Argentina remontó ayer a Inglaterra en Atlanta —perdía 1-0 hasta los minutos finales— y enfrentará a España en la final del primer Mundial de 48 selecciones.
Las casas de apuestas daban una leve ventaja a los ingleses y durante casi todo el partido parecieron tener razón. Pero Inglaterra se replegó tras el gol de Gordon y el campeón cobró la factura: empató Enzo Fernández y, ya en tiempo agregado, Lautaro Martínez definió la remontada con asistencia de Messi.
En instancias decisivas, el historial pesa más que las proyecciones de los modelos.
La final admite varias lecturas.
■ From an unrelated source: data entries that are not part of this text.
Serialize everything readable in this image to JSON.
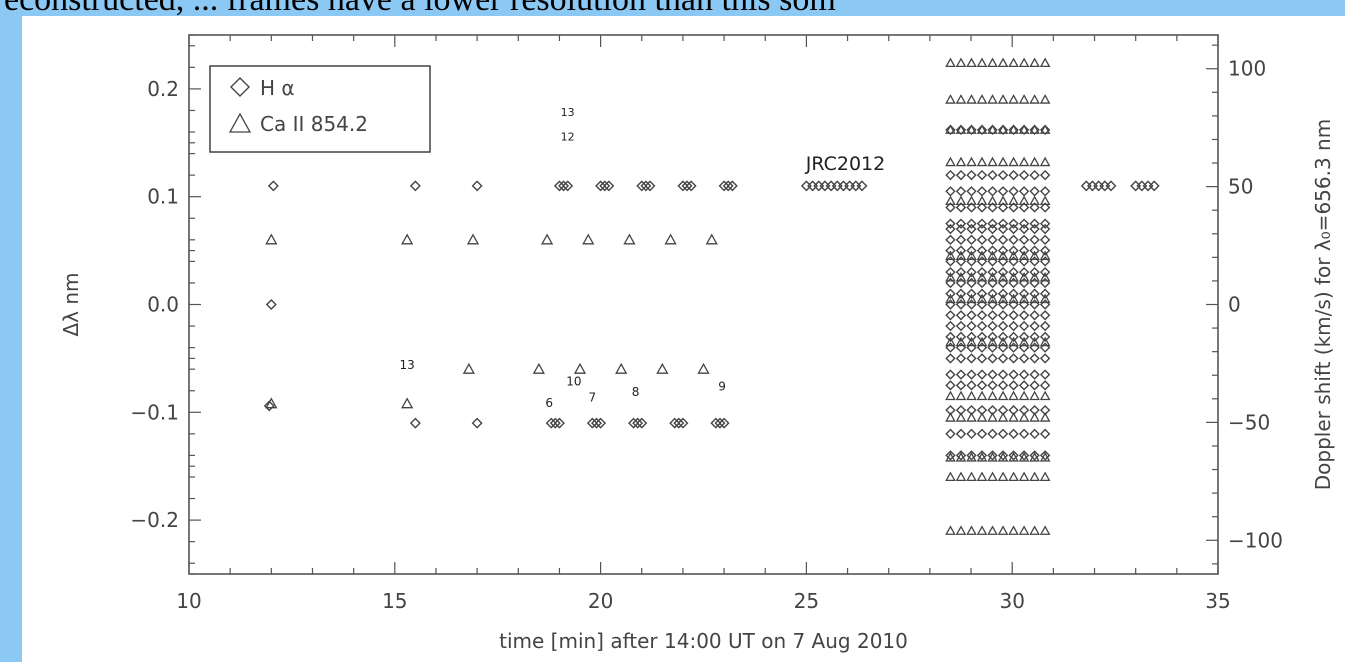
{
  "page": {
    "top_text": "econstructed, ... frames have a lower resolution than this som"
  },
  "chart_data": {
    "type": "scatter",
    "xlabel": "time [min] after 14:00 UT on 7 Aug 2010",
    "ylabel": "Δλ nm",
    "y2label": "Doppler shift (km/s) for λ₀=656.3 nm",
    "xlim": [
      10,
      35
    ],
    "ylim": [
      -0.25,
      0.25
    ],
    "y2lim": [
      -114.3,
      114.3
    ],
    "x_ticks": [
      10,
      15,
      20,
      25,
      30,
      35
    ],
    "y_ticks": [
      -0.2,
      -0.1,
      0.0,
      0.1,
      0.2
    ],
    "y_tick_labels": [
      "−0.2",
      "−0.1",
      "0.0",
      "0.1",
      "0.2"
    ],
    "y2_ticks": [
      -100,
      -50,
      0,
      50,
      100
    ],
    "y2_tick_labels": [
      "−100",
      "−50",
      "0",
      "50",
      "100"
    ],
    "legend": {
      "position": "top-left",
      "entries": [
        {
          "symbol": "diamond",
          "label": "H α"
        },
        {
          "symbol": "triangle",
          "label": "Ca II 854.2"
        }
      ]
    },
    "series": [
      {
        "name": "H α",
        "symbol": "diamond",
        "points": [
          [
            12.05,
            0.11
          ],
          [
            12.0,
            0.0
          ],
          [
            11.95,
            -0.094
          ],
          [
            15.5,
            0.11
          ],
          [
            17.0,
            0.11
          ],
          [
            15.5,
            -0.11
          ],
          [
            17.0,
            -0.11
          ],
          [
            19.0,
            0.11
          ],
          [
            19.1,
            0.11
          ],
          [
            19.2,
            0.11
          ],
          [
            20.0,
            0.11
          ],
          [
            20.1,
            0.11
          ],
          [
            20.2,
            0.11
          ],
          [
            21.0,
            0.11
          ],
          [
            21.1,
            0.11
          ],
          [
            21.2,
            0.11
          ],
          [
            22.0,
            0.11
          ],
          [
            22.1,
            0.11
          ],
          [
            22.2,
            0.11
          ],
          [
            23.0,
            0.11
          ],
          [
            23.1,
            0.11
          ],
          [
            23.2,
            0.11
          ],
          [
            18.8,
            -0.11
          ],
          [
            18.9,
            -0.11
          ],
          [
            19.0,
            -0.11
          ],
          [
            19.8,
            -0.11
          ],
          [
            19.9,
            -0.11
          ],
          [
            20.0,
            -0.11
          ],
          [
            20.8,
            -0.11
          ],
          [
            20.9,
            -0.11
          ],
          [
            21.0,
            -0.11
          ],
          [
            21.8,
            -0.11
          ],
          [
            21.9,
            -0.11
          ],
          [
            22.0,
            -0.11
          ],
          [
            22.8,
            -0.11
          ],
          [
            22.9,
            -0.11
          ],
          [
            23.0,
            -0.11
          ],
          [
            25.0,
            0.11
          ],
          [
            25.15,
            0.11
          ],
          [
            25.3,
            0.11
          ],
          [
            25.45,
            0.11
          ],
          [
            25.6,
            0.11
          ],
          [
            25.75,
            0.11
          ],
          [
            25.9,
            0.11
          ],
          [
            26.05,
            0.11
          ],
          [
            26.2,
            0.11
          ],
          [
            26.35,
            0.11
          ],
          [
            31.8,
            0.11
          ],
          [
            31.95,
            0.11
          ],
          [
            32.1,
            0.11
          ],
          [
            32.25,
            0.11
          ],
          [
            32.4,
            0.11
          ],
          [
            33.0,
            0.11
          ],
          [
            33.15,
            0.11
          ],
          [
            33.3,
            0.11
          ],
          [
            33.45,
            0.11
          ]
        ]
      },
      {
        "name": "Ca II 854.2",
        "symbol": "triangle",
        "points": [
          [
            12.0,
            0.06
          ],
          [
            15.3,
            0.06
          ],
          [
            16.9,
            0.06
          ],
          [
            18.7,
            0.06
          ],
          [
            19.7,
            0.06
          ],
          [
            20.7,
            0.06
          ],
          [
            21.7,
            0.06
          ],
          [
            22.7,
            0.06
          ],
          [
            12.0,
            -0.092
          ],
          [
            15.3,
            -0.092
          ],
          [
            16.8,
            -0.06
          ],
          [
            18.5,
            -0.06
          ],
          [
            19.5,
            -0.06
          ],
          [
            20.5,
            -0.06
          ],
          [
            21.5,
            -0.06
          ],
          [
            22.5,
            -0.06
          ]
        ]
      }
    ],
    "grid_block": {
      "x_start": 28.5,
      "x_end": 30.8,
      "columns": 10,
      "triangle_rows": [
        0.224,
        0.19,
        0.162,
        0.132,
        0.096,
        0.045,
        0.025,
        0.005,
        -0.035,
        -0.085,
        -0.105,
        -0.142,
        -0.16,
        -0.21
      ],
      "diamond_rows": [
        0.162,
        0.12,
        0.105,
        0.09,
        0.075,
        0.07,
        0.06,
        0.05,
        0.04,
        0.03,
        0.02,
        0.01,
        0.0,
        -0.01,
        -0.02,
        -0.03,
        -0.04,
        -0.05,
        -0.065,
        -0.075,
        -0.098,
        -0.12,
        -0.14
      ]
    },
    "annotations": [
      {
        "text": "JRC2012",
        "x": 25.95,
        "y": 0.125,
        "size": 19
      },
      {
        "text": "13",
        "x": 15.3,
        "y": -0.06,
        "size": 12
      },
      {
        "text": "10",
        "x": 19.35,
        "y": -0.075,
        "size": 12
      },
      {
        "text": "6",
        "x": 18.75,
        "y": -0.095,
        "size": 12
      },
      {
        "text": "7",
        "x": 19.8,
        "y": -0.09,
        "size": 12
      },
      {
        "text": "8",
        "x": 20.85,
        "y": -0.085,
        "size": 12
      },
      {
        "text": "9",
        "x": 22.95,
        "y": -0.08,
        "size": 12
      },
      {
        "text": "13",
        "x": 19.2,
        "y": 0.175,
        "size": 11
      },
      {
        "text": "12",
        "x": 19.2,
        "y": 0.152,
        "size": 11
      }
    ]
  }
}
Es el campeón defensor contra el nuevo número uno del ranking FIFA, que carga con un dato incómodo: desde que existe ese listado, ninguna selección ha ganado el Mundial ocupando el primer lugar.
Es también un duelo generacional: Messi, en su último baile mundialista, frente a Lamine Yamal, que a los 19 años podría completar el doblete Eurocopa-Mundial.
Argentina busca lo que solo lograron Italia y Brasil: el bicampeonato consecutivo.
Y como en los mercados, la experiencia en finales es un intangible que no aparece en las estadísticas... hasta que decide el partido.